PT Pengembangan Investigasi Riau (PIR) mendatangi kantor Komisi Pemberantasan Korupsi (KPK). Badan Usaha Milik Daerah (BUMD) Riau itu meminta KPK melakukan supervisi terkait pelunasan hutang PT Riau Airlines (RAL) dan PLTU Koto Ringin.

Menurut Penasihat hukum PT PIR, Topan Meiza Romadhon SH, permintaan supervisi ke KPK ini karena PT PIR berkeinginan menyelamatkan PT RAL dan PLTU tersebut. Topan tak ingin PT PIR melakukan kesalahan sehingga berpotensi merugikan negara.

“Ada keraguan dalam kelanjutan membayar hutang PT RAL yang telah dinovasi tahun 2012, jadi untuk menghindari kesalahan dalam membayar kami ke KPK sehingga kerugian negara dapat dihindari,” kata Topan, Minggu (2/5/2021).

PT PIR mendapat tugas dari pemerintah daerah menyelamatkan PT RAL. Manajemen PT PIR yang baru kemudian memeriksa administrasi bersama direksi terkait hutang PT RAL di Bank Muammalat Indonesia (BMI) antara tahun 2012-2013.

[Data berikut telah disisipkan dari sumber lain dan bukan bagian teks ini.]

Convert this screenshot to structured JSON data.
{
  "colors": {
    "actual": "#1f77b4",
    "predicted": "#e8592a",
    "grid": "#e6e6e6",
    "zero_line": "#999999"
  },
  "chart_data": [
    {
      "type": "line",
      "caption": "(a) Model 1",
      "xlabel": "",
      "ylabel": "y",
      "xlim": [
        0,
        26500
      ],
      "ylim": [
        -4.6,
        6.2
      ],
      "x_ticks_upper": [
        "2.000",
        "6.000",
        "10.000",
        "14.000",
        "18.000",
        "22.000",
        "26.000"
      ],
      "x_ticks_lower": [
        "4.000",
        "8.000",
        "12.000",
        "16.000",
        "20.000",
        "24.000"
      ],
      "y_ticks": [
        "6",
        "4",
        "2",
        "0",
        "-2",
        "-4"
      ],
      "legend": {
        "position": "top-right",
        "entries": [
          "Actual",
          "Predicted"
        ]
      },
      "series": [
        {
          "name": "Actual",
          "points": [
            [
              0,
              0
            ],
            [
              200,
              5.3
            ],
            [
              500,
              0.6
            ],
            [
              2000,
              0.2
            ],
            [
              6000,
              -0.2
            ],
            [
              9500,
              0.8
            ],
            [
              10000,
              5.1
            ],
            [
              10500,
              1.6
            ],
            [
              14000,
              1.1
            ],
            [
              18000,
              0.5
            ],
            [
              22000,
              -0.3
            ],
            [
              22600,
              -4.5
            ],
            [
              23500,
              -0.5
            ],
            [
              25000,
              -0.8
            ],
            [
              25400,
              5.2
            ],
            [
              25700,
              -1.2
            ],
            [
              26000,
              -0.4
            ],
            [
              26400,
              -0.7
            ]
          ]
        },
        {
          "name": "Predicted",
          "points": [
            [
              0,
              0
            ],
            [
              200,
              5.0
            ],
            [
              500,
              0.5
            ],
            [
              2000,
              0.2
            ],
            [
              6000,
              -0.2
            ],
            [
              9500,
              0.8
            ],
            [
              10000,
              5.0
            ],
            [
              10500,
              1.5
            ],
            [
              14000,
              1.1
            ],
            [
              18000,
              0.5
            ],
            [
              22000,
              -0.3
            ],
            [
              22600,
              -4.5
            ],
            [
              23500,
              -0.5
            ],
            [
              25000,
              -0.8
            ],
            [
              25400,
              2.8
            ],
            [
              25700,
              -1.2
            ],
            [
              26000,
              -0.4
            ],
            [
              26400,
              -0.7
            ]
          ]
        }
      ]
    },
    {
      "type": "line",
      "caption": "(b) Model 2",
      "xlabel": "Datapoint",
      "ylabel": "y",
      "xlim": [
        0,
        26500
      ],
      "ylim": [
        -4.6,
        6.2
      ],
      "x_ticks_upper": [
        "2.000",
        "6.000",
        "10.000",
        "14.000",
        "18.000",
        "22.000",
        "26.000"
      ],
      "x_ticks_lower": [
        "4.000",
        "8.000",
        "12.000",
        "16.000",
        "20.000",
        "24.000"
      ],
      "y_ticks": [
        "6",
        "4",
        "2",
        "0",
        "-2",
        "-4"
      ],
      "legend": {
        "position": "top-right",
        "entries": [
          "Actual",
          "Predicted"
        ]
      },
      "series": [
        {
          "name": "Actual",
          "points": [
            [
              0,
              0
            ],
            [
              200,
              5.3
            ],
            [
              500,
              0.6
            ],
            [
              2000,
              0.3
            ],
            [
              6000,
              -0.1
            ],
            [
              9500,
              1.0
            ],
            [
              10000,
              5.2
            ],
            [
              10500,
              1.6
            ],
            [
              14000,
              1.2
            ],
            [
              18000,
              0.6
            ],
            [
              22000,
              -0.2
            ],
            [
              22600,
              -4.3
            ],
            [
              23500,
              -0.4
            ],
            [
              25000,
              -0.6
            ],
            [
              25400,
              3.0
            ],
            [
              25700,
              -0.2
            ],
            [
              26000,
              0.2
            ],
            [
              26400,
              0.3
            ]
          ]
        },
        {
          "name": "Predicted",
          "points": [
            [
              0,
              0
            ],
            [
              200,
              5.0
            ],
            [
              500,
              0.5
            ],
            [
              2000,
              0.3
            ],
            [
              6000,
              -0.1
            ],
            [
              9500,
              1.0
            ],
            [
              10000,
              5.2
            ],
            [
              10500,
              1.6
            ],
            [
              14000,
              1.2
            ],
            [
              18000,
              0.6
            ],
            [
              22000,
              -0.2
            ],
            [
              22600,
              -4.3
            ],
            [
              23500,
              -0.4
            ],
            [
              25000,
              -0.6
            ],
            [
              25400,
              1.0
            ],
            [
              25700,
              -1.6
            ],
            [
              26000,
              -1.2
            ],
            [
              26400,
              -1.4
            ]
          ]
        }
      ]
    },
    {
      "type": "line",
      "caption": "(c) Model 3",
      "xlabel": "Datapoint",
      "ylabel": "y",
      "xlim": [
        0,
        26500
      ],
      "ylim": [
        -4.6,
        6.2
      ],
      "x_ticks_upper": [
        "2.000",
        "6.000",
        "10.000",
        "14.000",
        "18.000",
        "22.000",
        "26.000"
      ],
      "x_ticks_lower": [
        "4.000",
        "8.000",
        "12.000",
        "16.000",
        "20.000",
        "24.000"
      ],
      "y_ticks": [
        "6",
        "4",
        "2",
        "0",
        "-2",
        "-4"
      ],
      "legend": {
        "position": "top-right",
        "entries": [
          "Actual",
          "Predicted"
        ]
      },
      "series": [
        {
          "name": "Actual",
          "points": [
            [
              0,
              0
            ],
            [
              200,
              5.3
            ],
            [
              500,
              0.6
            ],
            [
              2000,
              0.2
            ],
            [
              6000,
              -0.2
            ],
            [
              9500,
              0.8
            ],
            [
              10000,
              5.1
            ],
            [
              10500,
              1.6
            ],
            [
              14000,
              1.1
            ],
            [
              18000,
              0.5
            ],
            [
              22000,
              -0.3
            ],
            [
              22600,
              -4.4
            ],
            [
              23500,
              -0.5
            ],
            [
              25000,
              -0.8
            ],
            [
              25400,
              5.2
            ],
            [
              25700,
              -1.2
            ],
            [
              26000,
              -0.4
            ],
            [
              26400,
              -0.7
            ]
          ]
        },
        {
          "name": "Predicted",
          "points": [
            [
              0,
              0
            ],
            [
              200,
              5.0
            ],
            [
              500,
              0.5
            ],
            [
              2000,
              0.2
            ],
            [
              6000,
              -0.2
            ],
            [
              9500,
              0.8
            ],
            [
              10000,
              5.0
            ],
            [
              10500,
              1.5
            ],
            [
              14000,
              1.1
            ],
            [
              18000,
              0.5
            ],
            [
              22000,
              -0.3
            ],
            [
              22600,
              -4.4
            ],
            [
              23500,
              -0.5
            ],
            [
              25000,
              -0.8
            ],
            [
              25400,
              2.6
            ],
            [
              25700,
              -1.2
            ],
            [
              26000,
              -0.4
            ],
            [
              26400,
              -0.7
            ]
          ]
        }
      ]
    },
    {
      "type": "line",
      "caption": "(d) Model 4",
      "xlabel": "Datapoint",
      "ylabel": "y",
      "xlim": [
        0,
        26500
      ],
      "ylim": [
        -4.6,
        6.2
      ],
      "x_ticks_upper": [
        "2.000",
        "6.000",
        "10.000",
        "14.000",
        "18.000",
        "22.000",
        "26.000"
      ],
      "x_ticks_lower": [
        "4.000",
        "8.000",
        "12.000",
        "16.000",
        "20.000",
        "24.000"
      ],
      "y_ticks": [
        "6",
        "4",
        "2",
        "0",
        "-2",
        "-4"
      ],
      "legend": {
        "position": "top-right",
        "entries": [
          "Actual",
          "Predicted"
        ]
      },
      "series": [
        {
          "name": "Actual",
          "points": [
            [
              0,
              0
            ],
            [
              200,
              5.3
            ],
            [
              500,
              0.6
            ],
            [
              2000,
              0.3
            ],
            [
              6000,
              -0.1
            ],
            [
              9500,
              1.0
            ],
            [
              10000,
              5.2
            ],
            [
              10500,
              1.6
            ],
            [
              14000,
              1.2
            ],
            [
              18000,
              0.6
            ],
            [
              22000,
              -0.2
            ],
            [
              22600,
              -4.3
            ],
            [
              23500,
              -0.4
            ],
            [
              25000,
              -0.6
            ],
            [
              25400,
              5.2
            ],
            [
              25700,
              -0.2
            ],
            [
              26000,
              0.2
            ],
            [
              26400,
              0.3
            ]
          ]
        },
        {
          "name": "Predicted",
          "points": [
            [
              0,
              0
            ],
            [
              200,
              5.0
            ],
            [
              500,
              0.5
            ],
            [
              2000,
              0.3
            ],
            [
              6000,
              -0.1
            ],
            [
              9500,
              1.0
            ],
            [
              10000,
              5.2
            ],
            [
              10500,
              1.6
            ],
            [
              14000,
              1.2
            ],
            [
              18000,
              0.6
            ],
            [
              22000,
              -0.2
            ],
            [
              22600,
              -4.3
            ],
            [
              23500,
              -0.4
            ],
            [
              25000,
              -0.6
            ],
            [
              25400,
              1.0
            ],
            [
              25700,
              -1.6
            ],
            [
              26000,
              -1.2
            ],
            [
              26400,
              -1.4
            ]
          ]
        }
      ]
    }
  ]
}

Topan menyebut ada temuan mal administrasi karena belum ditemukan surat perintah atau penunjukan dari Gubernur Riau pada masa itu kepada Direksi PT PIR untuk mengambil-alih atau menyelamatkan PT RAL yang sedang dalam gugatan pailit kala itu.

Topan mengatakan, dasar penyelamatan PT RAL oleh PT PIR berdasarkan dokumen RUPS PT PIR tanggal 21 Juni 2012. Beberapa hari setelahnya, PT PIR menyurati Gubernur Riau saat itu perihal rencana PIR untuk membantu PT RAL.

“Namun tidak ditemukan dokumen persetujuan gubernur saat itu, malahan pada 3 Juli 2012, PT PIR melayangkan surat ke BMI, yang isinya menyatakan mereka berminat membantu PT RAL,” kata Topan.